Still, the timeline for actually doing so is anything but clear.
“There are so many things we need to research and study first,” Marumoto said, noting uncertainties about the supply chain, customer demand, and the local manufacturing and sourcing requirements laid out to qualify for U.S. EV tax credits under the new Inflation Reduction Act.
“Compared with two years ago, customers’ acceptance of EVs has really increased more than we expected,” he said. “I’m sure EV volume will continue to increase. But I can’t predict the timeline of EV penetration because there are so many uncertainties.”
Mazda now expects EVs to make up between 25 and 40 percent of its global sales in 2030. That is up from Mazda’s earlier outlook, which anticipated that EVs would account for just a quarter of all volume. But Mazda kept the target as a flexible range to account for all theunknowns.
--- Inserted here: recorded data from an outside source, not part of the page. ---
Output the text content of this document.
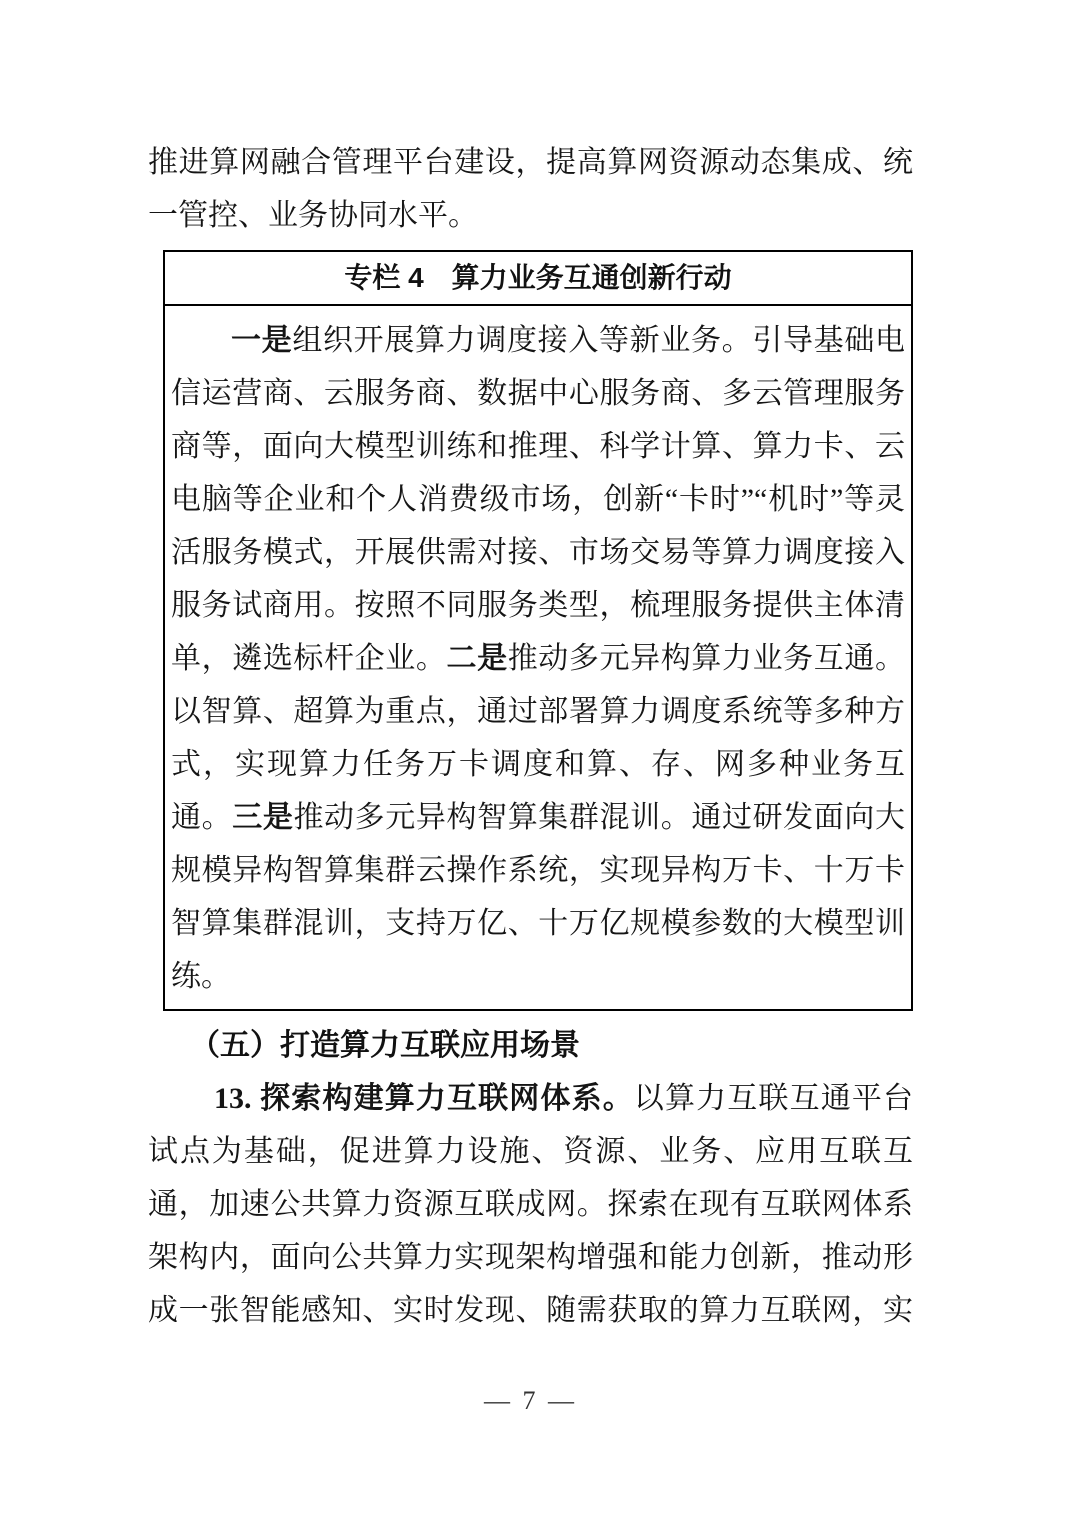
推进算网融合管理平台建设，提高算网资源动态集成、统
一管控、业务协同水平。
专栏 4　算力业务互通创新行动
一是组织开展算力调度接入等新业务。引导基础电
信运营商、云服务商、数据中心服务商、多云管理服务
商等，面向大模型训练和推理、科学计算、算力卡、云
电脑等企业和个人消费级市场，创新“卡时”“机时”等灵
活服务模式，开展供需对接、市场交易等算力调度接入
服务试商用。按照不同服务类型，梳理服务提供主体清
单，遴选标杆企业。二是推动多元异构算力业务互通。
以智算、超算为重点，通过部署算力调度系统等多种方
式，实现算力任务万卡调度和算、存、网多种业务互
通。三是推动多元异构智算集群混训。通过研发面向大
规模异构智算集群云操作系统，实现异构万卡、十万卡
智算集群混训，支持万亿、十万亿规模参数的大模型训
练。
（五）打造算力互联应用场景
13. 探索构建算力互联网体系。以算力互联互通平台
试点为基础，促进算力设施、资源、业务、应用互联互
通，加速公共算力资源互联成网。探索在现有互联网体系
架构内，面向公共算力实现架构增强和能力创新，推动形
成一张智能感知、实时发现、随需获取的算力互联网，实
— 7 —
Mazda’s Koga said it could take up to 10 years to overhaul the supply chain for EVs.
“Investment in electrification will be huge financially,” he said. “If we made a wrong investment decision, that would have a huge impact and cause trouble to plant workers, local economy overseas, and our suppliers. So we must be cautious, responsible and committed.
“That’s why it won’t be easy to make such a decision.”
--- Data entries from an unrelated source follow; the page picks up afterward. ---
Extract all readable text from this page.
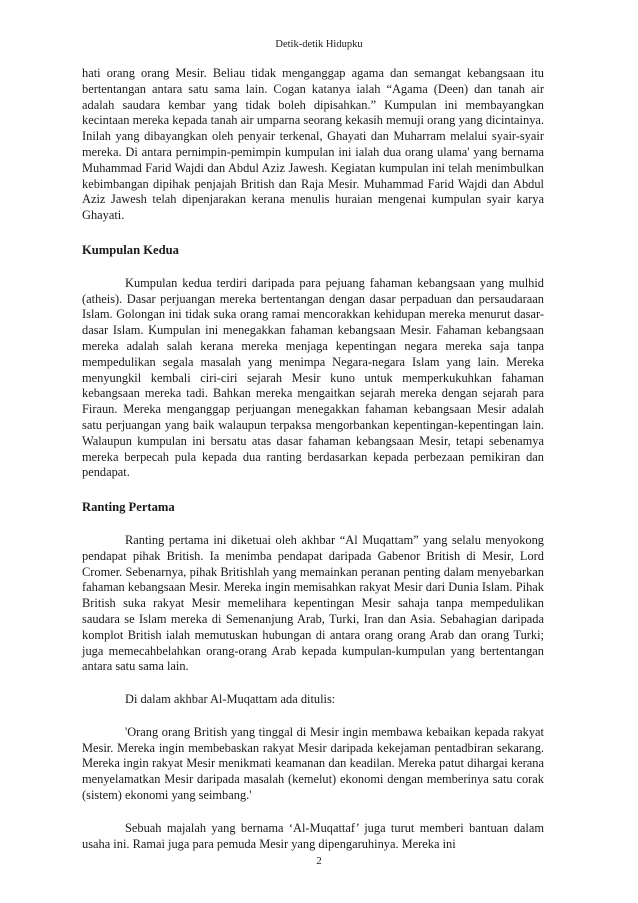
Detik-detik Hidupku

hati orang orang Mesir. Beliau tidak menganggap agama dan semangat kebangsaan itu bertentangan antara satu sama lain. Cogan katanya ialah “Agama (Deen) dan tanah air adalah saudara kembar yang tidak boleh dipisahkan.” Kumpulan ini membayangkan kecintaan mereka kepada tanah air umparna seorang kekasih memuji orang yang dicintainya. Inilah yang dibayangkan oleh penyair terkenal, Ghayati dan Muharram melalui syair-syair mereka. Di antara pernimpin-pemimpin kumpulan ini ialah dua orang ulama' yang bernama Muhammad Farid Wajdi dan Abdul Aziz Jawesh. Kegiatan kumpulan ini telah menimbulkan kebimbangan dipihak penjajah British dan Raja Mesir. Muhammad Farid Wajdi dan Abdul Aziz Jawesh telah dipenjarakan kerana menulis huraian mengenai kumpulan syair karya Ghayati.

Kumpulan Kedua

Kumpulan kedua terdiri daripada para pejuang fahaman kebangsaan yang mulhid (atheis). Dasar perjuangan mereka bertentangan dengan dasar perpaduan dan persaudaraan Islam. Golongan ini tidak suka orang ramai mencorakkan kehidupan mereka menurut dasar-dasar Islam. Kumpulan ini menegakkan fahaman kebangsaan Mesir. Fahaman kebangsaan mereka adalah salah kerana mereka menjaga kepentingan negara mereka saja tanpa mempedulikan segala masalah yang menimpa Negara-negara Islam yang lain. Mereka menyungkil kembali ciri-ciri sejarah Mesir kuno untuk memperkukuhkan fahaman kebangsaan mereka tadi. Bahkan mereka mengaitkan sejarah mereka dengan sejarah para Firaun. Mereka menganggap perjuangan menegakkan fahaman kebangsaan Mesir adalah satu perjuangan yang baik walaupun terpaksa mengorbankan kepentingan-kepentingan lain. Walaupun kumpulan ini bersatu atas dasar fahaman kebangsaan Mesir, tetapi sebenamya mereka berpecah pula kepada dua ranting berdasarkan kepada perbezaan pemikiran dan pendapat.

Ranting Pertama

Ranting pertama ini diketuai oleh akhbar “Al Muqattam” yang selalu menyokong pendapat pihak British. Ia menimba pendapat daripada Gabenor British di Mesir, Lord Cromer. Sebenarnya, pihak Britishlah yang memainkan peranan penting dalam menyebarkan fahaman kebangsaan Mesir. Mereka ingin memisahkan rakyat Mesir dari Dunia Islam. Pihak British suka rakyat Mesir memelihara kepentingan Mesir sahaja tanpa mempedulikan saudara se Islam mereka di Semenanjung Arab, Turki, Iran dan Asia. Sebahagian daripada komplot British ialah memutuskan hubungan di antara orang orang Arab dan orang Turki; juga memecahbelahkan orang-orang Arab kepada kumpulan-kumpulan yang bertentangan antara satu sama lain.

Di dalam akhbar Al-Muqattam ada ditulis:

'Orang orang British yang tinggal di Mesir ingin membawa kebaikan kepada rakyat Mesir. Mereka ingin membebaskan rakyat Mesir daripada kekejaman pentadbiran sekarang. Mereka ingin rakyat Mesir menikmati keamanan dan keadilan. Mereka patut dihargai kerana menyelamatkan Mesir daripada masalah (kemelut) ekonomi dengan memberinya satu corak (sistem) ekonomi yang seimbang.'

Sebuah majalah yang bernama ‘Al-Muqattaf’ juga turut memberi bantuan dalam usaha ini. Ramai juga para pemuda Mesir yang dipengaruhinya. Mereka ini

2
In the meantime, Mazda will keep improving its internal combustion technology in a strategy mirroring that of its partner, Toyota Motor Corp. Both companies see plenty of room to reduce emissions by refining internal combustion, first in tandem with electrified hybrid systems and then through the use of carbon neutral fuels.
Ichiro Hirose, Mazda’s global R&D director, said a new in-house hybrid system is in the works.
“A transition to electrification will take more time,” Hirose said at a midterm plan briefing.
“We think it necessary to improve the efficiency of internal combustion engines to the ultimate level. So we are not relenting our efforts on this front.”
Naoto Okamura contributed to this report.